The report acknowledged that the program has proved costly: It found that the harvesting rebates have the third-highest total tab of nine city water-conservation rebate programs.
But according to the Tucson Water research, there was a “very significant correlation” between rainwater harvesting and reduced water demand. That is the very definition of conservation.
Starting next week, ADWR employees once again will be providing their own ideas about water conservation techniques.
On Monday, April 2, ADWR staff will be setting up a booth in the lobby of our headquarters building (1110 W. Washington St. in Phoenix). On Friday, April 20 – the day before Earth Day – staff will be at the booth with information about Earth Day events and how to get involved within your community.
In previous “Water Awareness Month” promotions in the lobby of the Arizona Department of Water Resources building, state employees have offered plenty of conservation suggestions.
Among staff suggestions, taking shorter showers is an ever-popular recommendation. So is avoiding over-watering plants, fixing leaky faucets and toilets and collecting rainwater in old-fashioned barrels.
But while conservation indisputably is a big part of “water awareness,” that’s not all it means.
It also means being aware of the nature of water in our arid environment. It means considering the source of water beyond the kitchen faucet.
It means understanding the often-complex nature of water in a water-precious environment. Such as taking the time to understand where the water comes from that provides opportunity for our communities to thrive.
(Spoiler Alert!: In Arizona, 41 percent of our water is groundwater; 18 percent is from surface-water sources like the Verde and Salt River systems; three percent is reclaimed water; and, 38 percent of it is delivered from the Colorado River system.)

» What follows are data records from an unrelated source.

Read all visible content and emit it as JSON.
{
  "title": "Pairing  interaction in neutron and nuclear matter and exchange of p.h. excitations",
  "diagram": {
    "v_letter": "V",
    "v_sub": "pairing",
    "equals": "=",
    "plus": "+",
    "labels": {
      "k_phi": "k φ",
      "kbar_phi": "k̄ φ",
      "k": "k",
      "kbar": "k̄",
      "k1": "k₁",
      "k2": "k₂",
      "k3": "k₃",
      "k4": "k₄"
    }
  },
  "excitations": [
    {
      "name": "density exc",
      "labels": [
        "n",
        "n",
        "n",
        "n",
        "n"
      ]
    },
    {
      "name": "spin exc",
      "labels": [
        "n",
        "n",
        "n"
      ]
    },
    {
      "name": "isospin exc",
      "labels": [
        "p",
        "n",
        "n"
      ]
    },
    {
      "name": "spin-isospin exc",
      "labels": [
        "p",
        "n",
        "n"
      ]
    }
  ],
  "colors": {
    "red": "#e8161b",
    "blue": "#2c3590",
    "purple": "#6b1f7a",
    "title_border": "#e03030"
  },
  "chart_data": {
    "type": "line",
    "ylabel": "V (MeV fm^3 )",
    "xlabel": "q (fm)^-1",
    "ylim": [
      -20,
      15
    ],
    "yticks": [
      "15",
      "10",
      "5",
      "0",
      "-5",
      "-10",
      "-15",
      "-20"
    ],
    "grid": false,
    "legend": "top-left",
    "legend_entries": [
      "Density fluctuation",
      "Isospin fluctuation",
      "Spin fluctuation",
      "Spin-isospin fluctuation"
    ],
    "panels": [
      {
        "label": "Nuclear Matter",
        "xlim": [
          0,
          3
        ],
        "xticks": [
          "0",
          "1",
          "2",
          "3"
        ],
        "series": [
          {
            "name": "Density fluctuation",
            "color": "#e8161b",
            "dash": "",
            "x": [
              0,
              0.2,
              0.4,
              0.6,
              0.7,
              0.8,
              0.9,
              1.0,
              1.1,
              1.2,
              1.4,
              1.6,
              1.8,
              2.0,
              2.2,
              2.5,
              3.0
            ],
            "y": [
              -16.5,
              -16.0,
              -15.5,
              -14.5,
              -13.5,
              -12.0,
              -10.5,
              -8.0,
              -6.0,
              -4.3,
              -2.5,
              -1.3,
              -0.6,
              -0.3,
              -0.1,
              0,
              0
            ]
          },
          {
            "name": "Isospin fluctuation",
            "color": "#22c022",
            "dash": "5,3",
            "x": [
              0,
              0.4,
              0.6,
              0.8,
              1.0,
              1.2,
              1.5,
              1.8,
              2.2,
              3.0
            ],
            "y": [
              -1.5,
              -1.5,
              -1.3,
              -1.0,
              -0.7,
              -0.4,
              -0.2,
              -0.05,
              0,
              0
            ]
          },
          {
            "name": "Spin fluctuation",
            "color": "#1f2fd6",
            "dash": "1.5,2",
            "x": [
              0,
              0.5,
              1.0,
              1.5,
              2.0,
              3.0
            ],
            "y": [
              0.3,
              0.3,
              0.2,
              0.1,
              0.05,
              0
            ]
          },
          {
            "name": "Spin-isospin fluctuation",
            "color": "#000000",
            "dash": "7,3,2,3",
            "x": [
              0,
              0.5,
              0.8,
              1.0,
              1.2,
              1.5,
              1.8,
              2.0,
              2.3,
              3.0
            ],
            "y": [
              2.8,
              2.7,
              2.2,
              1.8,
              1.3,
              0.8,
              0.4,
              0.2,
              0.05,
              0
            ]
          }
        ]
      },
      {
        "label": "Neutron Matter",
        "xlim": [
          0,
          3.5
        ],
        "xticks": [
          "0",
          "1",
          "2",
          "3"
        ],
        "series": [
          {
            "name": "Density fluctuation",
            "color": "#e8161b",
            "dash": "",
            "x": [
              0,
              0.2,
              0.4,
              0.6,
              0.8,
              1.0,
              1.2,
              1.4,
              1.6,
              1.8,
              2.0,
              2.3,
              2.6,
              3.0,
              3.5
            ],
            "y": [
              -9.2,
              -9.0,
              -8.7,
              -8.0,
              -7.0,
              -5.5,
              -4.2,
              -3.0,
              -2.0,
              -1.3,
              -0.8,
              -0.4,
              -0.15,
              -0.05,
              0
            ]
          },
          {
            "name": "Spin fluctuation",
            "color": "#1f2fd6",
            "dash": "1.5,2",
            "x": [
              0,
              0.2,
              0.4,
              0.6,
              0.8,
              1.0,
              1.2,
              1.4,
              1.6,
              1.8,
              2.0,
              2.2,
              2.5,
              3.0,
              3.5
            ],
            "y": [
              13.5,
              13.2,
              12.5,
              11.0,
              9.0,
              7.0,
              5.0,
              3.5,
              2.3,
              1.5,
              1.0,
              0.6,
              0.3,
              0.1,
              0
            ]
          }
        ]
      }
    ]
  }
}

And it means understanding the water-resource challenges the State faces right now. Such as knowing that:
- Arizona has had a drought declaration in place since 1998. And appreciating that population and economic growth are destined to increase the demand for water;
- Risks to the State’s precious Colorado River water supplies, including the fact that hydrologic studies are predicting a high likelihood of shortage on the river system in the near-term
- In Arizona’s rural regions, where groundwater remains the primary source of water, those resources are particularly stressed as a result of lengthy drought and overuse;
And, in addition to being aware of the challenges, it also helps to have awareness of the steps Arizona is taking to address its water challenges, such as:
- Working diligently to plan for a shortfall that may occur on the Colorado River, including planning with our Colorado River system partner-states and with the water-using community within Arizona;
- Assuring that Arizona speaks with a single, unified voice when negotiating with water users outside Arizona; and,
- Taking affirmative steps, including in negotiations with Mexico, to bolster our water supplies, including pursuing potential opportunities for binational desalination.
On a personal level, being “water aware” almost universally means learning to conserve water. It is a precious and scarce resource, after all.
But only when we understand and appreciate the sources of our vital liquid resource can we truly claim to be water “aware.”
Making wise choices as water consumers is important but making wise water choices as a society is just as important. Maybe more so.